Words words words that's all I'm saying wordy word-word word. And they mean pretty much nothing, too. However, let's break the cycle and say some meaningful words; not in the poignant, single-tear-tumbling-down-a-soft-cheek kind of meaningful, but meaningful as in the "has meaning" sense. So, I wrote about Lindsay Lowend's Wind Fish EP after I a) freaked out about the name of the EP, b) freaked out about the music of the EP, and c) freaked out with regards to both of these things. I'm a Zelda fan (sorry if u hate but haha on you u suk) so it was natural to check it out. The sound was like nothing I'd heard before so I just wrote like a madman until I was limp and dried up like washed up sea cucumber. And I waited for more stuff to appear and it didn't so I treasured the EP and listened to it a lot.
FLASH FORWARD to five minutes ago and I played Lindsay Lowend's latest 'Basement Dweller Overture' for literally a couple of seconds (I enjoyed it nonetheless), but I'm tired right now and want/need to go to bed/do something else. Flash forward to a full day later and I'm writing this again, but now in the safe wakefulness of daytime.

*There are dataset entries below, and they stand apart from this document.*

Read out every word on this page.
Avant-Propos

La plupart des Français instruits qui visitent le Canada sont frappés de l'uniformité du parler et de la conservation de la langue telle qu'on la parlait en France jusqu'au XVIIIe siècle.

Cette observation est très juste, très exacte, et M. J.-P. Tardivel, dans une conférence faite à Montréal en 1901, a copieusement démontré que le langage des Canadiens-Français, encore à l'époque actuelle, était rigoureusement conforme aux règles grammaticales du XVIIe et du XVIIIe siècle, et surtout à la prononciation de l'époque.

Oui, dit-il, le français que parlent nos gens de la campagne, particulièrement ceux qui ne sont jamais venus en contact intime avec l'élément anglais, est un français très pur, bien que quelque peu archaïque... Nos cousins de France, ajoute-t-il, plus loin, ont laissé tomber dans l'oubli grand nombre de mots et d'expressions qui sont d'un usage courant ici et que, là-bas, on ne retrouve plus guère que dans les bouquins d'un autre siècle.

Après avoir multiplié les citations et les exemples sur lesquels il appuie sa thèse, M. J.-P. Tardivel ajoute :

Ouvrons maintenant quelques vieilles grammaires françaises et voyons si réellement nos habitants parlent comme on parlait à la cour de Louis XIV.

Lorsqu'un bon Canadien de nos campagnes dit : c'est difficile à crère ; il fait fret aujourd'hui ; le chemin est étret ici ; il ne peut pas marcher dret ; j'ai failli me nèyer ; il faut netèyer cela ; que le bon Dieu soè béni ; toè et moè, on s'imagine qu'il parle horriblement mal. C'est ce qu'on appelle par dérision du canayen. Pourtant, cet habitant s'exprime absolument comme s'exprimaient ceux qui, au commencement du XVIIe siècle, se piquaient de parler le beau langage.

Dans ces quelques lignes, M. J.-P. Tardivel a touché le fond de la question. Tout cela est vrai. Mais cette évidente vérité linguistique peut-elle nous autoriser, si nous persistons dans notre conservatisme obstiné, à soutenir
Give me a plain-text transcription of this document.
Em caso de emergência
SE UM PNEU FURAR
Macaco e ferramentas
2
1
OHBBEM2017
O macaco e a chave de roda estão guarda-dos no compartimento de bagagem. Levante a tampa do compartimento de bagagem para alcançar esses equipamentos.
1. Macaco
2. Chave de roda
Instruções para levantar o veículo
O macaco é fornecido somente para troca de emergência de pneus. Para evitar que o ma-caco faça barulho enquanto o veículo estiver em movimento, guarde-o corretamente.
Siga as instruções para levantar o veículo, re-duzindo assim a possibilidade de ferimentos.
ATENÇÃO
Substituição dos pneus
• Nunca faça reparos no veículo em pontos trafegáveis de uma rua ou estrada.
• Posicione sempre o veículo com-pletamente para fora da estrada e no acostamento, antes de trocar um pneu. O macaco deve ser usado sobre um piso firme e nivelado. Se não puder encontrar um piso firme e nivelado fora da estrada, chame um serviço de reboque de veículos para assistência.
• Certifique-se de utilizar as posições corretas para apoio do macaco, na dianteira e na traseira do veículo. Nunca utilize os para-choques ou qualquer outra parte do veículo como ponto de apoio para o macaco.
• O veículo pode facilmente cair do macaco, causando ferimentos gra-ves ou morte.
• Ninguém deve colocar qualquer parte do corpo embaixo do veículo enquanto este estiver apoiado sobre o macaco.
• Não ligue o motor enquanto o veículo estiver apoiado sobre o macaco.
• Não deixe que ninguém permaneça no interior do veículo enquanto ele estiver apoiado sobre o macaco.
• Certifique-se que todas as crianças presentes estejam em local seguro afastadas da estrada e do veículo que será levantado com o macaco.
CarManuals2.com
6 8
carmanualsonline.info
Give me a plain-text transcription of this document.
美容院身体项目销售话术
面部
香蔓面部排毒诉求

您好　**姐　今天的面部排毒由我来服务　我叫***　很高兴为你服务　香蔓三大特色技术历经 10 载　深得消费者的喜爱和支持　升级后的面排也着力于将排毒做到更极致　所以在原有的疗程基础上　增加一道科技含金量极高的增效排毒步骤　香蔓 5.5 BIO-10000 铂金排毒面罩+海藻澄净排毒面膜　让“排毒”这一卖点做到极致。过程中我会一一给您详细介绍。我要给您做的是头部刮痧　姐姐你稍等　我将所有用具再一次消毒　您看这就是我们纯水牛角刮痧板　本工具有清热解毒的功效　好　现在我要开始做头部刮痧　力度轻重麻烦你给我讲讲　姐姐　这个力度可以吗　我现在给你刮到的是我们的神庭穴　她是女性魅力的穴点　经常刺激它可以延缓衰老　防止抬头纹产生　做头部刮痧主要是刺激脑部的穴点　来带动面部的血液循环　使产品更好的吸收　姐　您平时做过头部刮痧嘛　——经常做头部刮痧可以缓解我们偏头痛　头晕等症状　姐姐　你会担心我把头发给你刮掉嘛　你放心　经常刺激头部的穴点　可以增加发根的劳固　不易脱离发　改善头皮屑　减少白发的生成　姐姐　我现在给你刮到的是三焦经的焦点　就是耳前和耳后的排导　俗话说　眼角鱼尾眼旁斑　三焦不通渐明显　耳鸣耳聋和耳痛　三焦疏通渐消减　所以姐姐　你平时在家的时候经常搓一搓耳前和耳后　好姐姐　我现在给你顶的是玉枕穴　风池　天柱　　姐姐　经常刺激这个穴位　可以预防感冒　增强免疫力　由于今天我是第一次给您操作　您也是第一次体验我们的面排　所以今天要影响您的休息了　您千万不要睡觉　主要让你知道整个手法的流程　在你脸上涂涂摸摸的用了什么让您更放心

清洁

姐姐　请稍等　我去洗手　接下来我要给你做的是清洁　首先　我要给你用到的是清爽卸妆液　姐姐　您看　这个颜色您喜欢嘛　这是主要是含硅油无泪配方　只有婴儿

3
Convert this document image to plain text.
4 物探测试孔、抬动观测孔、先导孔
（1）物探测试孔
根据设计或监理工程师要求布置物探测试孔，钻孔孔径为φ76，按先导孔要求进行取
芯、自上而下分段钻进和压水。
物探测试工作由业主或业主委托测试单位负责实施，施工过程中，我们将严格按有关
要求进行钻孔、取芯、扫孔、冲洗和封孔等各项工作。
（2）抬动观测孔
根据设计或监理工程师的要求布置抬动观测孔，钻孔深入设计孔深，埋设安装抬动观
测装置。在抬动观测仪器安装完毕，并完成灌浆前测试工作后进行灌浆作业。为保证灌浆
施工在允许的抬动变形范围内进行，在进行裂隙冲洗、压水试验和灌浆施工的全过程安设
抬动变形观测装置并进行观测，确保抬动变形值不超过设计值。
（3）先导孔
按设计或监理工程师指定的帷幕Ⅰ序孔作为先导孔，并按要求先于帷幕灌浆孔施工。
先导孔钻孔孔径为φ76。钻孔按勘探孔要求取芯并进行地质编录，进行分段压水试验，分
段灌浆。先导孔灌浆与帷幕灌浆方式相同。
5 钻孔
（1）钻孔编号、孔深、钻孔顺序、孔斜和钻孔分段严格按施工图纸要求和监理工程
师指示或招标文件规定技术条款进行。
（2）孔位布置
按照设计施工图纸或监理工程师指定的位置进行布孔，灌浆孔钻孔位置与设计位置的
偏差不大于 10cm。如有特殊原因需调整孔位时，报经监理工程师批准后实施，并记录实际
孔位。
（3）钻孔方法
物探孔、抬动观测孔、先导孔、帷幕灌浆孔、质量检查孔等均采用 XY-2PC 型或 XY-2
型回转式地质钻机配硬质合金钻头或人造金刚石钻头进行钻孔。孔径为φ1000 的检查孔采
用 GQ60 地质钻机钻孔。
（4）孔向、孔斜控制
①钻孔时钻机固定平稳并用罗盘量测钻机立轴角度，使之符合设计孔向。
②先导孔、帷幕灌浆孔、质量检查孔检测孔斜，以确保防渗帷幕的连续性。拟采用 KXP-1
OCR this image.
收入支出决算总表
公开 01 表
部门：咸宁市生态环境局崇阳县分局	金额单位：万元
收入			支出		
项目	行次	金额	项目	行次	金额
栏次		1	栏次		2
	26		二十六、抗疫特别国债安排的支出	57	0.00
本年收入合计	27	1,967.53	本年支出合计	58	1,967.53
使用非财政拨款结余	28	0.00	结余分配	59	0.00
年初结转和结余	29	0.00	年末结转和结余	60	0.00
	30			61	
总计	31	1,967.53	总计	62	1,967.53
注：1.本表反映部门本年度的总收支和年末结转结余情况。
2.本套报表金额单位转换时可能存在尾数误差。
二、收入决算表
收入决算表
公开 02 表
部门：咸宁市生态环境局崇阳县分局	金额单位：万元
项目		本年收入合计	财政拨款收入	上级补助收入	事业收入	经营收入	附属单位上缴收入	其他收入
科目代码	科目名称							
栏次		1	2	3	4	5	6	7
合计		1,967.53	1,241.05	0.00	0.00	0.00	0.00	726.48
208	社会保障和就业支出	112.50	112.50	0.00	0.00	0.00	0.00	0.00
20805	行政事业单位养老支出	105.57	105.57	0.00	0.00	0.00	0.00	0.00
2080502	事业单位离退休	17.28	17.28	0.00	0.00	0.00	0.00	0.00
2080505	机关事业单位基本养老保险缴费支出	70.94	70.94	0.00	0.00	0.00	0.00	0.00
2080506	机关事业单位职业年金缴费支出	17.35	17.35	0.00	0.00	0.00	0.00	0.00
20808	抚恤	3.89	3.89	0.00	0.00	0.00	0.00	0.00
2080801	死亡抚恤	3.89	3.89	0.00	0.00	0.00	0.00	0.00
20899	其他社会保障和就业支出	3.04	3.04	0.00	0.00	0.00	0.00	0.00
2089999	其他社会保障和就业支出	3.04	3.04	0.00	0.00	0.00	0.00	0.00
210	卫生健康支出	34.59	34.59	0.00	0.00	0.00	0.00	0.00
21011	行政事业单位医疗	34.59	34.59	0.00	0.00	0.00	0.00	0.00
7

The song begins with this indomitable bounce led more by the bass than the beat itself, which forms a nicely styled backdrop to the whole thing, the drums themselves thick and meaty. Something about the synthwork in this song is clean as anything – there is no dust to be found – surgical precision leads the way, with vocal samples or at least what sound like vocal samples sliced and diced and spread skillfully around like a clean mosaic of a buffet. The drums leave wonderful offbeat trails, oozing the heft of dubstep. But halfway through, what the egg happens? A piano solo; virtuosic and rich, it detaches your ears from the previous playground of electronic noises in that nodding-head hip-hop style beat, bringing you into a world where the music speaks for itself, painting colours of wonder and imagination.
That's before you're thrown into a chunk of electro-funk, filled with buzzing and elephant trumpeting sounds in a glorious section of glitch-laden cut-up style, filling your ears until the inspirational few notes that play at the end. There's always something intensely satisfying when you listen to a Lindsay Lowend song – maybe it's just me, but he seems to be able to conjure the same magic as the best videogame soundtrack without having to rely on any visuals whatsoever. His music is defined by jazz sensibilities – breaking off at tangents, having no main theme, exuding a wholly improvisational talent. It seems as though, with this in mind, this is the music of nerds or geeks or let's just say "the marginalised" – especially with this particular title, like an anthem for hikikomori – but then there are elements that boast the swagger of hip hop, the popular glitchgasm of dubstep, or juke's quick-step addictiveness, which throws any listener off with regards to pegging this in any particular genre or indeed annexing it for the benefit of some appreciation group or another.
What this really is… well it's the sound of a generation. It mirrors years of drip-feeding on popular culture and overstimulation thanks to gaming and the internet, retaining a retro nostalgia that makes for a clash of pre- and post-internet mindsets quite evident in the frenetic and wildly imaginative tracks from Lindsay Lowend.
BTW The awesome 80s-themed, souped-up Earthbound-Zelda style artwork was done by German sibling duo, Low Bros.